Where has all Japanese design went to?

17 May 2015
Zeddy wrote:
Given the problems that the 1.4 twin-charged engine has had and the fact that the Polo has the 1.8 now instead, why are Seat persisting with the smaller one?
Maybe it the poor relation thing, the hand me down thing,would letting Seat have the 1.8 encroach on the Polo's patch?

Peter Cavellini.

17 May 2015
I've got a friend who has a Fabia VRs with the 1.4 engine. He was saying that most of the problems with the engine have been fixed now, and are very reliable. Although, I agree, I will be surprised if the Ibiza continues with this engine. Is it used in any other car now?

18 May 2015
'Cupra on an SUV is not impossible', he said. There is something fundamentally depressing about this current crop of car bosses and their fixation on sub brands and market niches, rather than engineering innovations and possibilities.

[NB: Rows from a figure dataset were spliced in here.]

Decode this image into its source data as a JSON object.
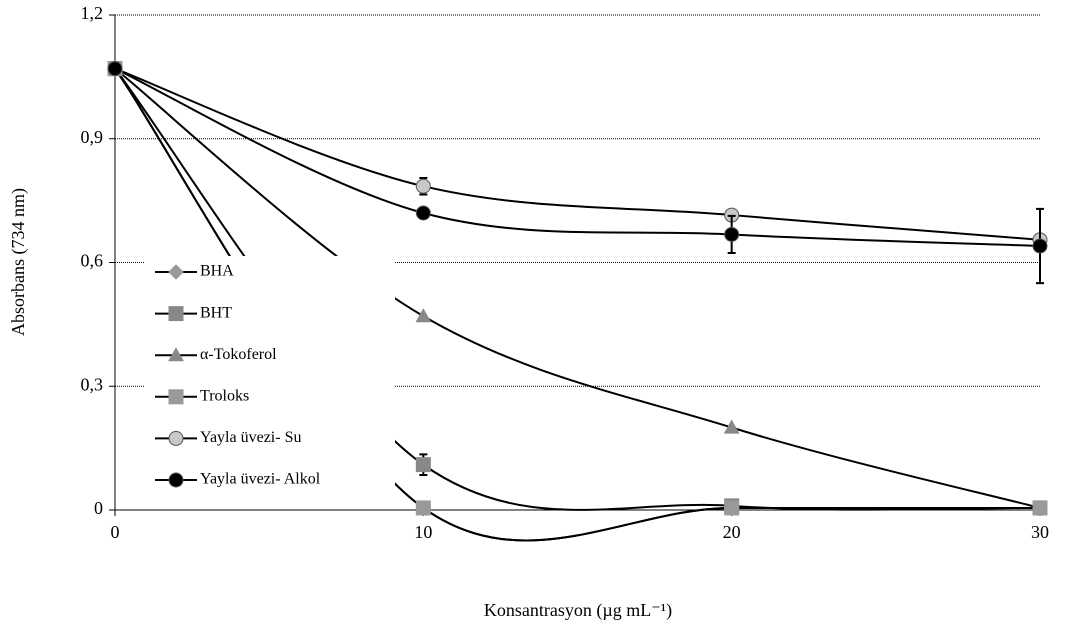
{
  "chart_data": {
    "type": "line",
    "x_label": "Konsantrasyon  (µg mL⁻¹)",
    "y_label": "Absorbans  (734 nm)",
    "x": [
      0,
      10,
      20,
      30
    ],
    "xlim": [
      0,
      30
    ],
    "xticks": [
      0,
      10,
      20,
      30
    ],
    "ylim": [
      0,
      1.2
    ],
    "yticks": [
      0,
      {
        "value": 0.3,
        "label": "0,3"
      },
      {
        "value": 0.6,
        "label": "0,6"
      },
      {
        "value": 0.9,
        "label": "0,9"
      },
      {
        "value": 1.2,
        "label": "1,2"
      }
    ],
    "grid": true,
    "legend": "lower left",
    "series": [
      {
        "name": "BHA",
        "color": "#999999",
        "marker": "diamond",
        "values": [
          1.07,
          0.005,
          0.005,
          0.005
        ],
        "errors": [
          null,
          null,
          null,
          null
        ]
      },
      {
        "name": "BHT",
        "color": "#888888",
        "marker": "square",
        "values": [
          1.07,
          0.11,
          0.01,
          0.005
        ],
        "errors": [
          null,
          0.025,
          null,
          null
        ]
      },
      {
        "name": "α-Tokoferol",
        "color": "#888888",
        "marker": "triangle",
        "values": [
          1.07,
          0.47,
          0.2,
          0.005
        ],
        "errors": [
          null,
          null,
          null,
          null
        ]
      },
      {
        "name": "Troloks",
        "color": "#999999",
        "marker": "square",
        "values": [
          1.07,
          0.005,
          0.005,
          0.005
        ],
        "errors": [
          null,
          null,
          null,
          null
        ]
      },
      {
        "name": "Yayla üvezi- Su",
        "color": "#c8c8c8",
        "marker": "circle",
        "values": [
          1.07,
          0.785,
          0.715,
          0.655
        ],
        "errors": [
          null,
          0.02,
          null,
          null
        ]
      },
      {
        "name": "Yayla üvezi- Alkol",
        "color": "#000000",
        "marker": "circle",
        "values": [
          1.07,
          0.72,
          0.668,
          0.64
        ],
        "errors": [
          null,
          null,
          0.045,
          0.09
        ]
      }
    ]
  }
}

Not surprising that SEAT lacks a real personality. Its 'brand' really is just skin deep.

18 May 2015
"Hot Diesel" is an oxymoron. Diesels can be powerful and have lots of low-end torque but they are not "hot" in the sense of a hot hatch or petrol performance car which revs quickly and delivers power though out the rev range. They do not rev high enough or quickly enough for that. Given the Supreme Court decision on diesels which will cause the Government to start rolling back the tax advantages for business users and increasing taxes on diesels and the anti-diesel backlash that has already started (Islington charging you more for a parking permit if you have a diesel, fines in London Boroughs if you keep the engine running on a diesel etc) why does VAG think there will be a market for niche "hot diesels"? In 3 to 5 years time diesels will be a rare choice for buyers. VAG should just fit their 1.8 turbo petrol with cylinder deactivation or a hybrid powertrain that way they will be (slightly) ahead of the curve.